The schedule already comprises contractors for human resources services and investigative and reporting services for Equal Employment Opportunity compliance. “Plans are to complete the selection of private-sector HR LOB shared-services centers by summer 2007,” he said.

The Federal Acquisition Service will administer the procurement.

Under the HR LOB schedule, vendors will perform services to certain governmental minimum standards, said Robert Lam, an executive director at Accenture LLP of Reston, Va.

GSA will release a statement of objectives in early February as a heads-up to industry and an RFP in mid to late March, said John Sindelar, GSA’s soon-to-be-retired associate administrator of the Office of Governmentwide Policy.
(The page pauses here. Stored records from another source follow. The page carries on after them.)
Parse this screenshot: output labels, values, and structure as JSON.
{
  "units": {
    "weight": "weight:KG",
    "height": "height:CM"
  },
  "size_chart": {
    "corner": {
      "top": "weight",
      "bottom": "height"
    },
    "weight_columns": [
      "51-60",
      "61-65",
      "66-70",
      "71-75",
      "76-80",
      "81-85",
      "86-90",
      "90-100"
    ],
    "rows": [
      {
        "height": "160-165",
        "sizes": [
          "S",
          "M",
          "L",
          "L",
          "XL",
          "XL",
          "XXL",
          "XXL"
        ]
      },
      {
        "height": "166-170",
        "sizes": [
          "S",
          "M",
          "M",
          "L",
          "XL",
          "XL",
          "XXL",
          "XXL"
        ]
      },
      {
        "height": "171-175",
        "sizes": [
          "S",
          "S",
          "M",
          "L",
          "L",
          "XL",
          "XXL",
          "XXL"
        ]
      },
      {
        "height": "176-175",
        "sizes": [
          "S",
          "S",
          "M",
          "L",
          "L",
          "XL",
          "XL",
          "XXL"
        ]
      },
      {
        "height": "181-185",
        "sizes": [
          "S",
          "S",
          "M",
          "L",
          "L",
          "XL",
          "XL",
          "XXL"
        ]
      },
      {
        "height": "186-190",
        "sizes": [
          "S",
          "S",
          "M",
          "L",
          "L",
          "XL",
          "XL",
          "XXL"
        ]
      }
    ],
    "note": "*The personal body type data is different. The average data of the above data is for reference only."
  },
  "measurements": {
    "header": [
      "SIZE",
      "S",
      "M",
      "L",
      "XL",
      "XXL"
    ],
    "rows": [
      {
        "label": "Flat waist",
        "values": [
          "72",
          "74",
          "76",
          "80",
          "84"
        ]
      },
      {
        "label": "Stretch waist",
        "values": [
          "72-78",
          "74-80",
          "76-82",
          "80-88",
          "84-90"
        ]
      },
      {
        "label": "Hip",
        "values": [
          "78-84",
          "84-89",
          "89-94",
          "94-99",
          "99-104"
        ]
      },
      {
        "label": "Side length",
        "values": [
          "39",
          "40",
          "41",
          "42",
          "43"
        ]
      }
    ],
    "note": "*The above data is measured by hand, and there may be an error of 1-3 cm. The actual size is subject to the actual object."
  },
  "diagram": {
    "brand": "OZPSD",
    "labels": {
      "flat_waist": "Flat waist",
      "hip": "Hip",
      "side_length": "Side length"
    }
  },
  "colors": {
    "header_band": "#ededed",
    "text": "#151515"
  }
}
OMB has named five agencies to provide shared services: the Treasury, Defense and Health and Human Services departments, the Interior Department’s National Business Center and the Agriculture Department’s National Finance Center.

“We’re seeing a lot of activity in this area [HR LOB],” Lam said.

For example, the Labor Department recently released an RFP for a public or private shared-services provider to replace its current HR and payroll systems with integrated applications.

Unlike the HR LOB, federal officials still are trying to figure out the best way of proceeding with the Financial Management Line of Business.

“It could very well be similar to HR LOB. I’m not sure that the FM LOB acquisitions plan has been documented or brought to fruition. It’s not quite as far along as the HR LOB,” Lam said.